Dennis has been driving EVs since he found himself on the BMW Active E trials on February 2012. As a result of his involvement in the Active E program, he became Accidentally Environmental. Aside from this blog, he often tweets @dennis_p. When not driving, he can be found on the following Tesla/EV forums – teslamotorsclub.com, teslamotors.com, and model3ownersclub.com as AEdennis or on speakev.com as Dennis. In the interest of full disclosure, Dennis has an inherent bias toward electric vehicles and has an investment in and is LONG Tesla (NASDAQ: TSLA).

8 thoughts on “Tesla Solar EVent”

  1. Here in MA we don’t have Time of Use metering, so that part for PowerWall doesn’t work for us. For the rare times you need emergency power, a regular gas generator is probably a lot more cost effective.

    The main problem I have with the whole Powerwall approach is that you don’t know exactly what you’re in for when you sign up. I still don’t see things making sense unless they’re integrated with a Solar offering or done on the commercial side.

    1. The fear with generators for me is I’m in earthquake country. To run the whole house I was looking at natural gas and that stuff gets shut down during an earthquake. Haven’t considered a gasoline or diesel generator for home use though, then that would require storing gasoline or diesel to run the generator.
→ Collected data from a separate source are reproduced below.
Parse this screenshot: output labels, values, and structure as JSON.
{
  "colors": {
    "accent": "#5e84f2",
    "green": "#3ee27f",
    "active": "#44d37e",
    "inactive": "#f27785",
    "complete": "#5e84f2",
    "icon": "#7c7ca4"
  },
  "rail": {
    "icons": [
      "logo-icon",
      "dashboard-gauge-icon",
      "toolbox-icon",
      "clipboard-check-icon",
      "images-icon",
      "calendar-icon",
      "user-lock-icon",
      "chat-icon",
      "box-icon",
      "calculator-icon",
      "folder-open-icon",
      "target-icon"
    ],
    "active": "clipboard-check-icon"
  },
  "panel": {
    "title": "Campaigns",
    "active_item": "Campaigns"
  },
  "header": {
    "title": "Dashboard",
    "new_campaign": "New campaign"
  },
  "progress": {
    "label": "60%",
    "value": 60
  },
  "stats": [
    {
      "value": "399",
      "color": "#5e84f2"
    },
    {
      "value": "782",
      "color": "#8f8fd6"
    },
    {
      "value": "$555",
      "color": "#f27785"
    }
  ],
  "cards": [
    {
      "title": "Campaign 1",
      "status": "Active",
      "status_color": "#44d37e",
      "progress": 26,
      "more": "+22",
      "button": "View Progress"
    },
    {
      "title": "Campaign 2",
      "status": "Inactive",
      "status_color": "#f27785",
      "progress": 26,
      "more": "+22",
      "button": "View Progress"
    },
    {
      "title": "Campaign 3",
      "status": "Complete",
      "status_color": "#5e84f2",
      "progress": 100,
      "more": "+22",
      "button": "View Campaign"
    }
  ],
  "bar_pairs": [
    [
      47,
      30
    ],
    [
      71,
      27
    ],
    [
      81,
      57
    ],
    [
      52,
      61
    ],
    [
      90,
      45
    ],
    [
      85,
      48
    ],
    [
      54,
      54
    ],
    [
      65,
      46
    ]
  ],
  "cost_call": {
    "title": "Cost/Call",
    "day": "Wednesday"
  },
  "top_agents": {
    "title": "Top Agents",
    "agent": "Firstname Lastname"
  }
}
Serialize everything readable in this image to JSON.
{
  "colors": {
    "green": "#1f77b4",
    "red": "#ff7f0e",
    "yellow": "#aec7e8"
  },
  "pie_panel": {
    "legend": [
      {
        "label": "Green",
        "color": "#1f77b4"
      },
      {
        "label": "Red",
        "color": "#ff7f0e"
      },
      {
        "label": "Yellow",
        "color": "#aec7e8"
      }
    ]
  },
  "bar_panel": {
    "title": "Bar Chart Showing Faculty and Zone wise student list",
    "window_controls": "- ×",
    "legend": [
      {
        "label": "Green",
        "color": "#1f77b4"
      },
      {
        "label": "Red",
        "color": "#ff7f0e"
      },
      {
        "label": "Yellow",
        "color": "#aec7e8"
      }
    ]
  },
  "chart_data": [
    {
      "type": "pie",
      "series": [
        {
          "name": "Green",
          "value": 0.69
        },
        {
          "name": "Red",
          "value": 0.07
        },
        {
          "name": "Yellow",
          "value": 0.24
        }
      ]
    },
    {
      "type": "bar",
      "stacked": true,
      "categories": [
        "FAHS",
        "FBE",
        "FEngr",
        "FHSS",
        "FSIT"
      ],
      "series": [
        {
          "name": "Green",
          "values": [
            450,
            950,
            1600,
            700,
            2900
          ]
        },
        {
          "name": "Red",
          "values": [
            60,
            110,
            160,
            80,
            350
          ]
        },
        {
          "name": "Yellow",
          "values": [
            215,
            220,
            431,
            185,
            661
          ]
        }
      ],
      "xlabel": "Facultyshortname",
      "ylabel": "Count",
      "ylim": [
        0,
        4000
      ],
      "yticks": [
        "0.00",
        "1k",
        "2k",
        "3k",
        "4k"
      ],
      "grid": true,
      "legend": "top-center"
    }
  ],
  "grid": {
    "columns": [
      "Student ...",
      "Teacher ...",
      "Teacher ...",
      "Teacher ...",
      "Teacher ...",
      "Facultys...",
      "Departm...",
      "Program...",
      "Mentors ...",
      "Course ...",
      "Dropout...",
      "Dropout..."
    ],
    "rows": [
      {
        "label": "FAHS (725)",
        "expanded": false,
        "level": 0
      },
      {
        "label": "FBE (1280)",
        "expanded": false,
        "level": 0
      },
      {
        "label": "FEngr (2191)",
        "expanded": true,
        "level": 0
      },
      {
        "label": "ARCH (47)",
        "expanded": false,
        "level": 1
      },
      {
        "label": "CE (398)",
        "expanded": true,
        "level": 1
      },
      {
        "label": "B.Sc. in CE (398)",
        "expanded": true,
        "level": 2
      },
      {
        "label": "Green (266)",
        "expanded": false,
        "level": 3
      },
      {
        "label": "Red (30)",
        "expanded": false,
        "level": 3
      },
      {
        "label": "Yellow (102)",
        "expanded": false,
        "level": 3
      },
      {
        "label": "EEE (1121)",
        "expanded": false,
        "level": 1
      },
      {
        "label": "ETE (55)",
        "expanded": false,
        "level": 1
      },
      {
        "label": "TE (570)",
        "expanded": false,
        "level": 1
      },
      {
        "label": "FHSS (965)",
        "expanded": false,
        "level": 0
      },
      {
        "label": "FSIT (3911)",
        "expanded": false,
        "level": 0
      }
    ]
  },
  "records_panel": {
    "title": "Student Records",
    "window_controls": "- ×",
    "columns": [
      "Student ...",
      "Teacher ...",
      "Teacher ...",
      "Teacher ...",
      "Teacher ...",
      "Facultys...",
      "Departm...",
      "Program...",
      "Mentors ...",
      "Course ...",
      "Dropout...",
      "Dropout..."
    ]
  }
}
      1. We have a small gas (unleaded) generator that runs for about a day on a tank of gas. It does the basics and has a manual switch over. Its portable so if we had to run for the hills or something we could take it with us. We’ve used it like 3-4 times in the 10 years we’ve had it so the need isn’t high. They go for about $1700 and could be used without any re-wiring (just plug in a cord) or add manual or automatic switchover.

        1. That’s about a tenth the price of the PowerWall 2 x 3 I was looking at… And you’re running the whole house with it?

          1. That’s a 6,500W generator, the powerwall2 is ~2x that. I can’t run my whole house on either. When on backup/emergency power we run limited services. Fridge, well pump, sump pump, oil burner (just the ignition) then lights in a few key areas. So we have hot water (via oil burner), heat, and lights and don’t lose our groceries. For the rare events that’s more than enough.

            If we had time of use metering it would be a different story (if the math worked). Or if we could overproduce with Solar consistently that would change things. But, despite Elon’s great new Solar tiles, the local power companies in many areas are severely limiting power generation. In MA they’re not allowed to install a system larger than 10kW now.

          2. Yup… It’s really set for a different economics. At least in California, with TOU, I can fill it up overnight (like a car) and consume the power during the day (and sell my Solar at the higher daytime rate too.) (assuming software will let us do that.)

            Difference in overnight vs. peak Summer is close to a $0.31 per kWh difference, from super off-peak to peak… And $0.20 per kWh in the Winter.

  2. Great read Dennis. We’re very excited about the solar roof and we’ll investigate when the time comes for us to do ours. Fantastic to see the Model 3 at the event and I’m surprised they didn’t have it cordoned off a lot sooner since it’s only one of 2 that exist. DLRs are yellow compared to the reveal event. I wonder if they changed them during the “tweaking” time.